New technique for photonic data storage

An international team of scientists has developed a new technique for capturing light that will allow large quantities of data to be stored directly on an integrated chip.

Rather than the electronic storage used for today’s computers, the researchers from Germany and the UK say the new method will enable extremely fast high bandwidth transfer of data using light. What’s more, the memory storage can be located directly on the processing chip, further speeding up the computing process.

Capturing light directly on integrated processors could lead to ultra-fast computing.

Using phase change materials that alter their optical properties depending on the arrangement of their atoms, the team has been able to create what they claim is the first permanent, all-optical on-chip memory. Using very fast light pulses to switch the material between crystalline (regular) and amorphous (irregular) states, many bits can be stored in a single integrated nanoscale optical phase-change cell. The research is published in scientific journal Nature Photonics.

“With our prototype we have, for the first time, a nanoscale integrated optical memory that could open up the route towards ultra-fast data processing and storage,” said professor David Wright from the University of Exeter’s engineering department.

“Our technology might also eventually be used to reproduce in computers the neural-type processing that is carried out by the human brain.”

Fibre optics are widely used for the transfer of data using light, but processing and storage are still almost exclusively electronic.

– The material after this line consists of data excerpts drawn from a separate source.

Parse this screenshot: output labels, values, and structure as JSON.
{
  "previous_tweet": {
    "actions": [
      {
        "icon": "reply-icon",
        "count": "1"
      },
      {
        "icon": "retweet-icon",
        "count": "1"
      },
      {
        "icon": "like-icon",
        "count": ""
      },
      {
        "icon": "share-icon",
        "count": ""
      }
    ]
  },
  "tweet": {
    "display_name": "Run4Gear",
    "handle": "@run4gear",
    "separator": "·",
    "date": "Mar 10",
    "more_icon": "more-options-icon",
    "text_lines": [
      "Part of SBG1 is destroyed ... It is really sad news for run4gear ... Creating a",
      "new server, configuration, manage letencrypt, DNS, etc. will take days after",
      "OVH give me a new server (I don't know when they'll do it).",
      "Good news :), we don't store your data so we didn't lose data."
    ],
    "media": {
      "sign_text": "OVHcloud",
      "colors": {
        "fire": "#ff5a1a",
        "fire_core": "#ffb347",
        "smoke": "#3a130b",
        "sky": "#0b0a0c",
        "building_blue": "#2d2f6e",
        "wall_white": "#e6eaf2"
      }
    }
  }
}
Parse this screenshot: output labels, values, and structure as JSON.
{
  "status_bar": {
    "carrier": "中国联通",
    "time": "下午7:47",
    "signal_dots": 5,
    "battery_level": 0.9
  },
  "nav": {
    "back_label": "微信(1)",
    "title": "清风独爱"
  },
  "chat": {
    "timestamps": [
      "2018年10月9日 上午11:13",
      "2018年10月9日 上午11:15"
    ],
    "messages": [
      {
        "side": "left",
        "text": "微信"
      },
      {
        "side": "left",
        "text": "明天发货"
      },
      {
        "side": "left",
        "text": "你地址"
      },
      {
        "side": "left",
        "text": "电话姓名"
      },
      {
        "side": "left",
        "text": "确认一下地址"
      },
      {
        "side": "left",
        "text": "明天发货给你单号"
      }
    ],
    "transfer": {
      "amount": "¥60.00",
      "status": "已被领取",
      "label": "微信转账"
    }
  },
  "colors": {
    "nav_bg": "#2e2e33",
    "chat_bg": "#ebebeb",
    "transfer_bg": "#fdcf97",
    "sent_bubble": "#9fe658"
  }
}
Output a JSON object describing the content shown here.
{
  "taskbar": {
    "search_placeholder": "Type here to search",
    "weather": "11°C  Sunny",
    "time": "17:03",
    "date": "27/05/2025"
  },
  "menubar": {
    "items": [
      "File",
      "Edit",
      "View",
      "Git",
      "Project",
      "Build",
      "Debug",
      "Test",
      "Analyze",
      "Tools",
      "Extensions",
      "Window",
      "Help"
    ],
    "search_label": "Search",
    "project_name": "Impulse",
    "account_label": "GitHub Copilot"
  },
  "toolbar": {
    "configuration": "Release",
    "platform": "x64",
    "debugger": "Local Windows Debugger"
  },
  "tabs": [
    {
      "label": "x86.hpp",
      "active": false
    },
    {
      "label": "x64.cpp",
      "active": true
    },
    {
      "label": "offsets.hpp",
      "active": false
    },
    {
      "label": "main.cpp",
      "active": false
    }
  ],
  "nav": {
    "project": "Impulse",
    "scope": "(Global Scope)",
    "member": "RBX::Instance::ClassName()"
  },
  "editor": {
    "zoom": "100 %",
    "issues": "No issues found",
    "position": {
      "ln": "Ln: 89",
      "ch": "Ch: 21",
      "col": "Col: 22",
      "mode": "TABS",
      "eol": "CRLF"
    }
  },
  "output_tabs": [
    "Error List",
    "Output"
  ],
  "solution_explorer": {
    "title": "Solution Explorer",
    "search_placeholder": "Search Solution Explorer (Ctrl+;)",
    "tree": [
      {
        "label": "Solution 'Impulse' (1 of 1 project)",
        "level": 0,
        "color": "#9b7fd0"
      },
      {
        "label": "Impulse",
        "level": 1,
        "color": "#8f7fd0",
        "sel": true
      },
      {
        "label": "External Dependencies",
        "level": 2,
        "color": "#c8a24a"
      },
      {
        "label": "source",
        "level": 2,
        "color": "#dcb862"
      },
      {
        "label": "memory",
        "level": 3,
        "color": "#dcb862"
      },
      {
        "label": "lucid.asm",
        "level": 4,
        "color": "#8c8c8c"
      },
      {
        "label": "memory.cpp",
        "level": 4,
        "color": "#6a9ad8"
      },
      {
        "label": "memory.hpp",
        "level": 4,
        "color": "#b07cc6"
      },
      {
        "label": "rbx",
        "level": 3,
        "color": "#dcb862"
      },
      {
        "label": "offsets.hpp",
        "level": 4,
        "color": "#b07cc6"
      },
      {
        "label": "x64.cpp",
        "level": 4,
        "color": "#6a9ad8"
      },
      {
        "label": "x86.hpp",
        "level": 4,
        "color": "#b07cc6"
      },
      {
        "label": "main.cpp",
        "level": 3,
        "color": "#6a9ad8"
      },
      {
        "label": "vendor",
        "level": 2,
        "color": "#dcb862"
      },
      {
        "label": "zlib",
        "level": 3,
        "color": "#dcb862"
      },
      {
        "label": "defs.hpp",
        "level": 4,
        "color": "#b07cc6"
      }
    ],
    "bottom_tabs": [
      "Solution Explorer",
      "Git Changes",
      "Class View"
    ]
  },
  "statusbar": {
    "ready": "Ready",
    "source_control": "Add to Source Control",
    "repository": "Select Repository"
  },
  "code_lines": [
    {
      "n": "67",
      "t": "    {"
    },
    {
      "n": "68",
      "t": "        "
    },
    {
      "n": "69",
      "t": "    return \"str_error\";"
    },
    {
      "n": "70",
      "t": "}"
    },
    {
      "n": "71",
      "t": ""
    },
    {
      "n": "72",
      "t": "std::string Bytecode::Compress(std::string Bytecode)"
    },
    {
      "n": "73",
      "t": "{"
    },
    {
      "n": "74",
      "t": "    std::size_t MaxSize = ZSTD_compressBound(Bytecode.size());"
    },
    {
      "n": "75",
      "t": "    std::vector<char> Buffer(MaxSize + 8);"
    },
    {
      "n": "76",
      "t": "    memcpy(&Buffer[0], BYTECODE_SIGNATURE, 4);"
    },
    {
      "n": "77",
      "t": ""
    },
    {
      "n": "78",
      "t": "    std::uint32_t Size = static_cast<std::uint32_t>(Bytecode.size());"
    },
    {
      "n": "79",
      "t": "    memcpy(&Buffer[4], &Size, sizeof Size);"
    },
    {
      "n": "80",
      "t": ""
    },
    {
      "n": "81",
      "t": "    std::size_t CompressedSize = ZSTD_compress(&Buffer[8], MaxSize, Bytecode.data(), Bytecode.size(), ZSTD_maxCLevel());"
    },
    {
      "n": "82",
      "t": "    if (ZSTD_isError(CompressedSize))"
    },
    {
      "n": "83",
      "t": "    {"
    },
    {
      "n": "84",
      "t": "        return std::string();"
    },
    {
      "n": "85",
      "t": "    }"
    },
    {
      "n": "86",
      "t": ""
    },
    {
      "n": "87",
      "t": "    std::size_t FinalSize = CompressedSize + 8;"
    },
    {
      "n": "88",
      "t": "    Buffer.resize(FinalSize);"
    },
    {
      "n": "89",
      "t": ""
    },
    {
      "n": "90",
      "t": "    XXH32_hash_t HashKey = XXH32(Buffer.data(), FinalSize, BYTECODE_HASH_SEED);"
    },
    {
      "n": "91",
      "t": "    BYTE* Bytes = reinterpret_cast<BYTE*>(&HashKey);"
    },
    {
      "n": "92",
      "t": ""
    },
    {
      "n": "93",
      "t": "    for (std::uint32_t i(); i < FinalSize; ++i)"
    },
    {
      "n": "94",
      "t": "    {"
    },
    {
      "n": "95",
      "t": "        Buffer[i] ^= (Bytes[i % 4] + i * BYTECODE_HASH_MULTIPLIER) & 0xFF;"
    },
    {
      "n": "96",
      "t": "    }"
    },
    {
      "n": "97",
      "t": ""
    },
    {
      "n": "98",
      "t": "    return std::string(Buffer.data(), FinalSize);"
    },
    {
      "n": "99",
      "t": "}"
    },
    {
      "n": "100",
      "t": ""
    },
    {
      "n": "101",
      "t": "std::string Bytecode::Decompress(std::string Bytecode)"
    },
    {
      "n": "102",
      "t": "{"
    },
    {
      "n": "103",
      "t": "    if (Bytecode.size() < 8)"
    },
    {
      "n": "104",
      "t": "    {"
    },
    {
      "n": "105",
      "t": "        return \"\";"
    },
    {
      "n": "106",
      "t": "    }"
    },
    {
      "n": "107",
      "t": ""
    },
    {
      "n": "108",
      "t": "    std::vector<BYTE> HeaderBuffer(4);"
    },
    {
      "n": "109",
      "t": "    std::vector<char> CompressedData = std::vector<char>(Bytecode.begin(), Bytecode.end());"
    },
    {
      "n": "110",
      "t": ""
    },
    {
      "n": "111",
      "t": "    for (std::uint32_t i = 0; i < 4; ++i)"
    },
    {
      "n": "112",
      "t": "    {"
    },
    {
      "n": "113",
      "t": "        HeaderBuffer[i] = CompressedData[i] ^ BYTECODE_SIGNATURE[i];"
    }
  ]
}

Optical memory could be a key step in the evolution of computing, facilitating the extension of Moore’s Law, and the continued increased performance of integrated circuits.

“Optical bits can be written in our system at frequencies of up to a gigahertz or more,” said Oxford University’s professor Harish Bhaskaran, one of the lead co-authors of the research.  

“Our approach can define a new speed limit for future processors, by delivering extremely fast on-chip optical data storage.”